Up-to-date information can be found elsewhere in Te Ara.

TRIALS, NOTABLE

Contents


Circumstantial Evidence Only, 1951

There were two novel angles to the murder trial in 1951 of George Cecil Horry, an Auckland tailor, who was convicted by a jury nine years after the disappearance of his victim – his newly married wife. In the first place he used an imaginary post in the secret service to explain to the bride's family why they would probably not see or hear from her for several months; and in the second place a jury convicted him of murder without a body, and without any admission on his part; and the Court of Appeal upheld the verdict. Horry married his wife Eileen in July 1942 under the name of George Arthur Turner, secret service agent, although, as George Cecil Horry, he was employed as a tailor in a clothing factory in Auckland. On their wedding day his bride received from her solicitor a cheque for £687 6s. 8d., the proceeds of the sale of her house, and on the previous day she had taken £300 in savings from the bank. The last her family saw of her was when she left for the honeymoon at Helensville after the reception at which Horry banned photographers because of his “Secret Service” role. The following day the pair visited a friend of the bride at Titirangi, but she was never seen or heard of after that.

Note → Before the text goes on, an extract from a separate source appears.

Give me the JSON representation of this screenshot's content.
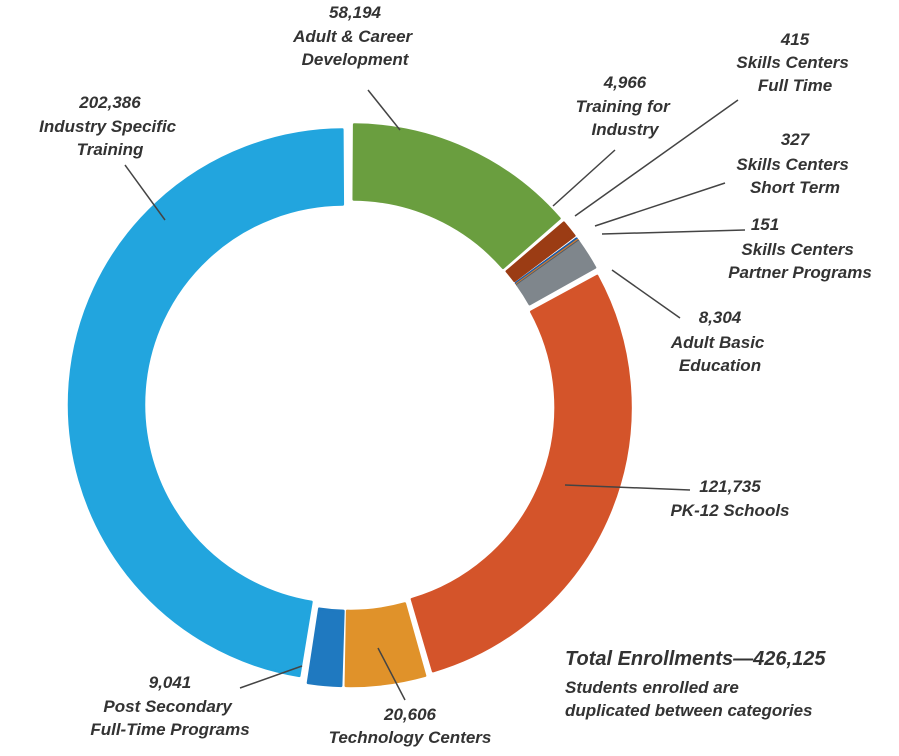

On 12 December 1942 Horry married again, and a week later went to the home of his first wife's parents with the story that their daughter had been lost at sea when an entirely fictitious Empress of India was sunk by a submarine in the Atlantic. In the meantime he had employed a number of transparent devices to ensure a succession of letters to his “in-laws” from overseas, but they became suspicious and the police were called in. But they could do nothing, notwithstanding grave suspicions that Eileen Horry had been murdered. Eight years later, however, in June 1951, Horry was arrested. As no body had been found, there was only circumstantial evidence of the corpus delicti and Horry's connection with the crime. The police charged him with murder and secured a conviction, and he was sentenced to death. Horry appealed, but the Court of Appeal, upholding both conviction and sentence, held that the fact of death was provable by circumstantial evidence even in the absence of a body or any trace of it, and notwithstanding that the accused had made no confession. The final sentence was life imprisonment.